Viserait-elle par hasard le saut
périlleux ? Non, c’est bon pour des agités du bocal, ce
genre de fioritures, songé-je. Elle se contente de dessiner un
arc parfait et de replonger sur le dos en bousculant à peine les
flots qu’elle soulève. Elle disparaît, dédaigneuse, sans même
un geste amical de la nageoire. Elle me manque déjà. Les embruns
assurent la fin du spectacle avec un déchaînement d’arcs-en-ciel
que je trouve bien pâles.
Je tombe à genoux. Oui, à genouxxx !
Malgré la gravité réduite, le machin piezzo lâche un breuff
indigné. Ah ben mec, quand on devient chemin de Damas, faut assumer.

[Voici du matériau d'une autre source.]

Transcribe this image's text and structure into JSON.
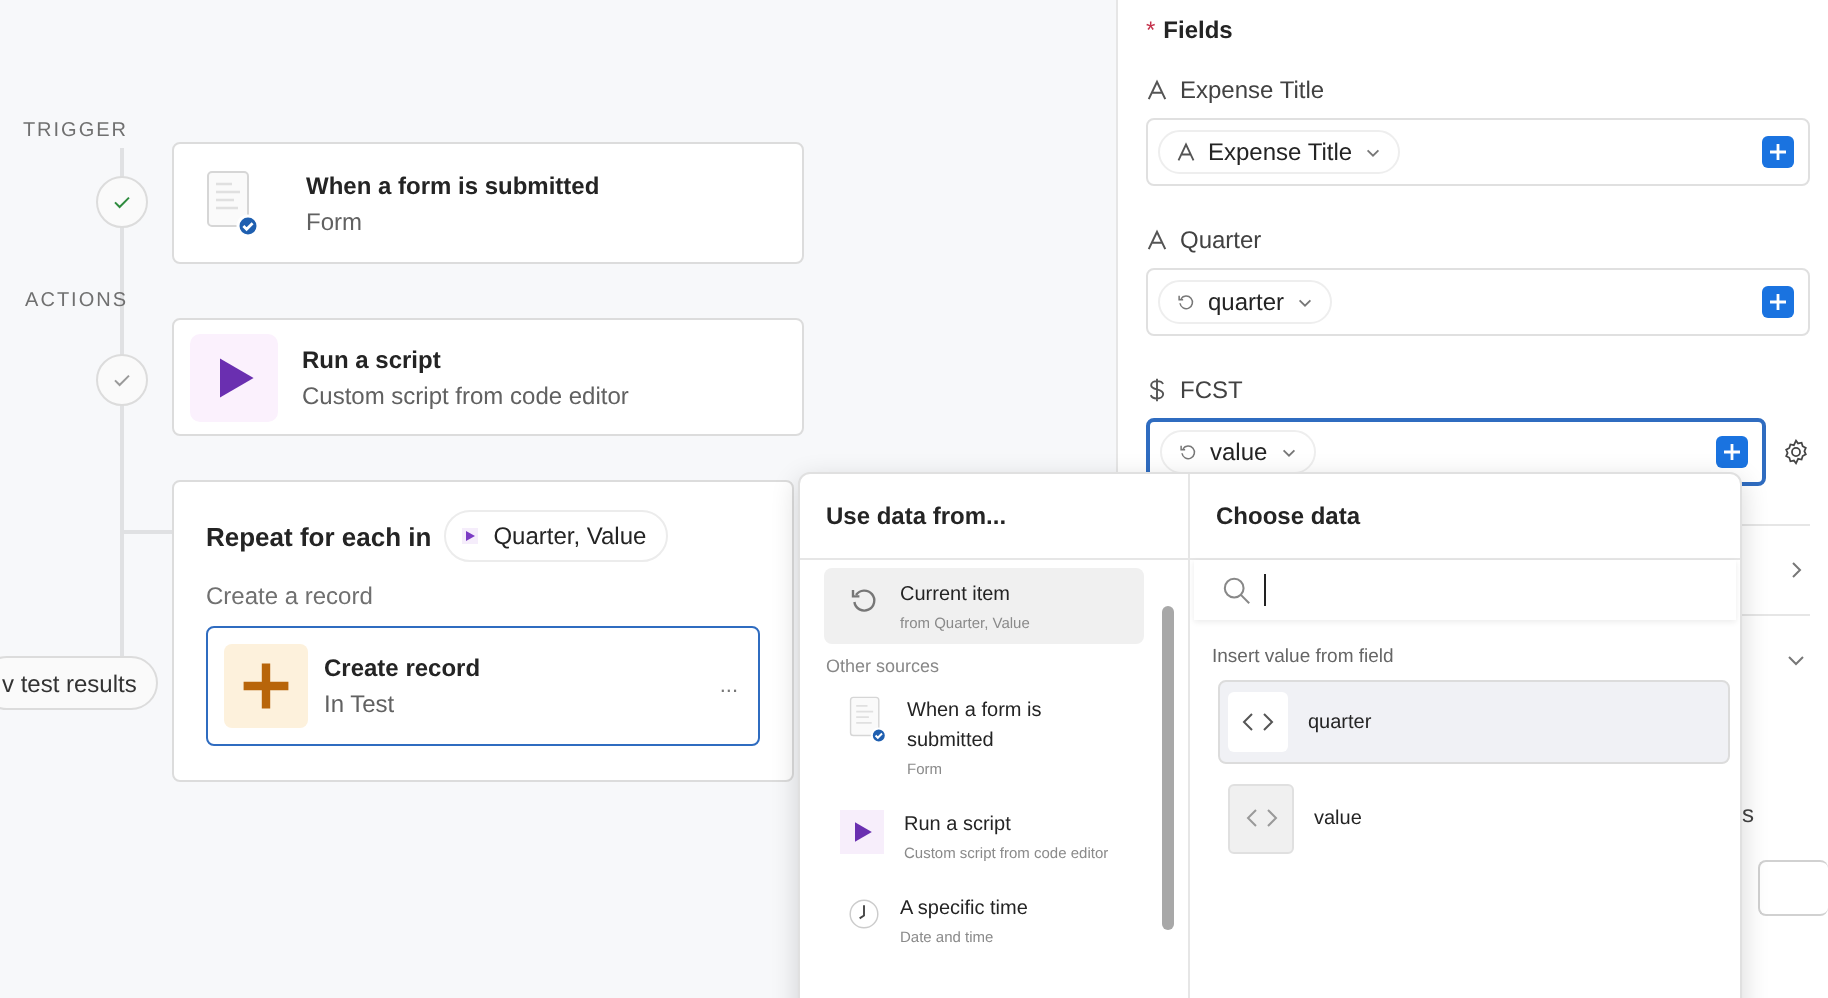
{
  "canvas": {
    "sections": [
      {
        "label": "TRIGGER"
      },
      {
        "label": "ACTIONS"
      }
    ],
    "steps": [
      {
        "kind": "form",
        "title": "When a form is submitted",
        "subtitle": "Form",
        "succeeded": true
      },
      {
        "kind": "script",
        "title": "Run a script",
        "subtitle": "Custom script from code editor",
        "succeeded": false
      }
    ],
    "loop": {
      "title": "Repeat for each in",
      "chip": "Quarter, Value",
      "subtitle": "Create a record",
      "action": {
        "title": "Create record",
        "subtitle": "In Test",
        "menu": "..."
      }
    },
    "test_results_button": "v test results"
  },
  "panel": {
    "required_mark": "*",
    "heading": "Fields",
    "fields": [
      {
        "kind": "text",
        "label": "Expense Title",
        "token": {
          "kind": "text",
          "label": "Expense Title"
        },
        "focused": false
      },
      {
        "kind": "text",
        "label": "Quarter",
        "token": {
          "kind": "loop",
          "label": "quarter"
        },
        "focused": false
      },
      {
        "kind": "currency",
        "label": "FCST",
        "token": {
          "kind": "loop",
          "label": "value"
        },
        "focused": true
      }
    ],
    "partial_text": "s"
  },
  "popup": {
    "sources_title": "Use data from...",
    "current": [
      {
        "kind": "loop",
        "title": "Current item",
        "subtitle": "from Quarter, Value",
        "selected": true
      }
    ],
    "other_sources": {
      "label": "Other sources",
      "items": [
        {
          "kind": "form",
          "title": "When a form is submitted",
          "subtitle": "Form",
          "selected": false
        },
        {
          "kind": "script",
          "title": "Run a script",
          "subtitle": "Custom script from code editor",
          "selected": false
        },
        {
          "kind": "time",
          "title": "A specific time",
          "subtitle": "Date and time",
          "selected": false
        }
      ]
    },
    "choose_title": "Choose data",
    "insert_label": "Insert value from field",
    "fields": [
      {
        "name": "quarter",
        "selected": true
      },
      {
        "name": "value",
        "selected": false
      }
    ]
  }
}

Bordel de Dieu, voilà que je
me tape une crise d’extase mystique devant une baleine volante !
Je n’y avais jamais trop réfléchi :
la religion, c’est de la bonne. Pour ce que j’envisage – ou
envisageais – grâce à mes nanites, à côté, je pourrais aussi
bien me saupoudrer de sucre glace ! Je n’ai jamais connu cette
sensation d’absolu. Je pantelle.
Un picotement répété au bras me fait
redescendre. Je tourne la tête et me retrouve nez à diodes avec le
robot.
« … moiselle Turmann, ça va ?
Dois-je appeler l’infirmerie ? Vous pouvez embarquer à côté
de votre bagage…
— Non, je vais marcher, merci. Ça
m’éclaircira les idées… Hum. Je n’avais jamais vu la mer,
vous comprenez ?
— Bien sûr. Reprenons la route si vous
voulez bien, le revêtement supporte mal une stimulation continue en
un point donné.
— D’accord. »
Encore à moitié dans le coltar, je me
relève. « Dites donc, comprends-je tout à coup, ce n’est
pas la même voix qui me parle !
— La machine m’a alerté en vous
voyant immobile à genoux. Je suis homme de liaison entre HANIWA et
les passagers, chargé de monitorer les nouveaux arrivants.

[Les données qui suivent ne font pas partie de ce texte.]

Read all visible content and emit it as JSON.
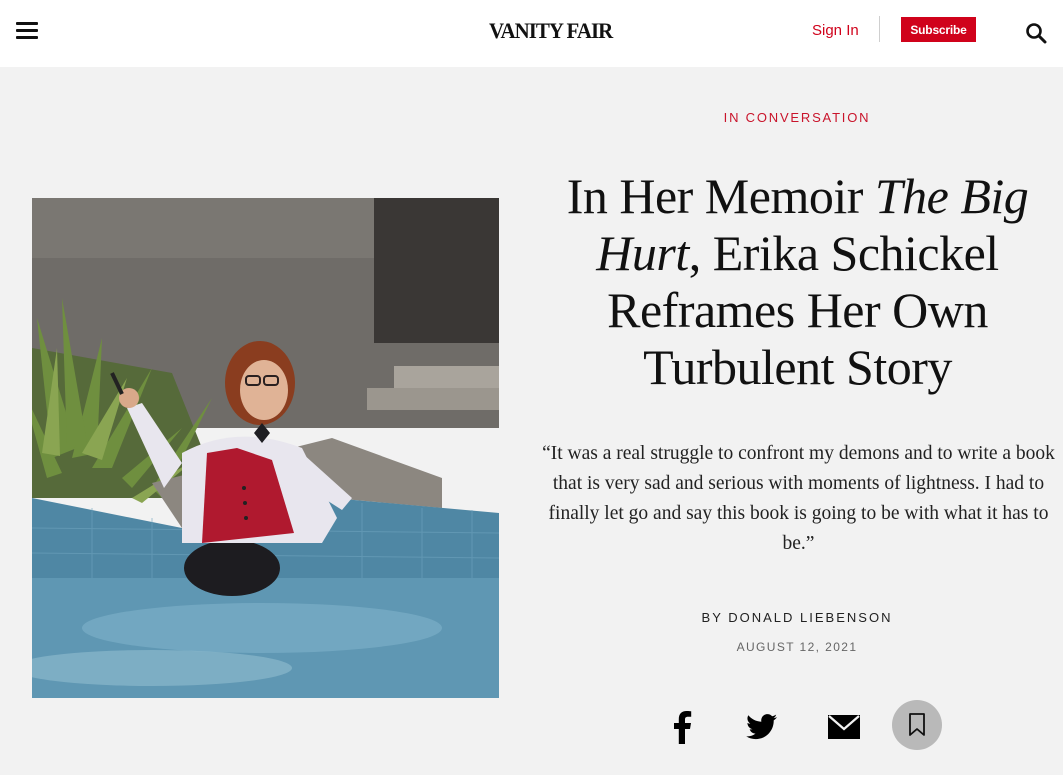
{
  "header": {
    "logo_text": "VANITY FAIR",
    "sign_in_label": "Sign In",
    "subscribe_label": "Subscribe",
    "accent_color": "#d0021b"
  },
  "article": {
    "rubric": "IN CONVERSATION",
    "headline": {
      "part1": "In Her Memoir ",
      "italic": "The Big Hurt",
      "part2": ", Erika Schickel Reframes Her Own Turbulent Story"
    },
    "dek": "“It was a real struggle to confront my demons and to write a book that is very sad and serious with moments of lightness. I had to finally let go and say this book is going to be with what it has to be.”",
    "byline_prefix": "BY ",
    "author": "DONALD LIEBENSON",
    "date": "AUGUST 12, 2021"
  },
  "icons": {
    "menu": "menu-icon",
    "search": "search-icon",
    "facebook": "facebook-icon",
    "twitter": "twitter-icon",
    "email": "email-icon",
    "bookmark": "bookmark-icon"
  }
}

Appelez-moi Ned. Avez-vous des questions ? »
C’est le moins qu’on puisse dire !
Je n’arrive pas à réconcilier dans ma tête l’utilitarisme
sordide qui pousse à récupérer l’énergie de nos pas et
l’incroyable panache, la somptueuse gabegie de cette « fosse
océanique » conçue pour abriter les formes de vie les plus
dispendieuses – à part nous, humains, et notre cher confort.

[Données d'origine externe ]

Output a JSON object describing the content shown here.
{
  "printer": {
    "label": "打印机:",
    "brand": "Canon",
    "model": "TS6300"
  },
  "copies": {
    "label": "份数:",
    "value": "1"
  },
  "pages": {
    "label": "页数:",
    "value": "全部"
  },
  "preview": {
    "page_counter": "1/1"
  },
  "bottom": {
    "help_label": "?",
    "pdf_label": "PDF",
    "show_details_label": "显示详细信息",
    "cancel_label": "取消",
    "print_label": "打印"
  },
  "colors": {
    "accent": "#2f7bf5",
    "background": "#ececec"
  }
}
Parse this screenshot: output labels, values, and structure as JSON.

Car enfin, avec les ADN-thèques et les
embryo-couveuses, on a de quoi recréer les organismes, une fois à
destination…
Quelque chose me retient de demander
directement à Ned ce qu’il en est ; sans doute récolterais-je
un paragraphe de propagande bien rodé qui ne m’apprendrait rien.
« Pouvez-vous faire réafficher le
plan de tout à l’heure ? » lâché-je d’une voix un
peu chevrotante.
Pas de doute, j’ai été secouée.
J’essaie quand même d’examiner l’image d’un œil détaché.
« Les écosystèmes sont tous
situés à l’étage extérieur de la sphère…, fais-je remarquer.
— C’est à cause des rayons
cosmiques. Ils sont particulièrement agressifs dans l’espace
interstellaire, surtout aux vitesses quasi relativistes que nous
atteindrons. Les logements des passagers et la passerelle se situent
plus en profondeur. »
Je soupire. Bien à l’abri dans les
couches internes du vaisseau, une fois de plus nous nous servirons
d’autres organismes, irradiés à notre place. J’hésite à
exprimer mon cynisme à voix haute quand Ned donne soudain une
nouvelle perspective à cette organisation :
« Soumis à des mutations
accélérées, les êtres vivants ainsi exposés auront des chances
de développer une meilleure résistance, une adaptabilité accrue
qui représentera un atout important pour l’implantation dans un
nouvel environnement planétaire dont nous ne connaissons rien.
Naturellement, nous devrons contrôler et optimiser le processus.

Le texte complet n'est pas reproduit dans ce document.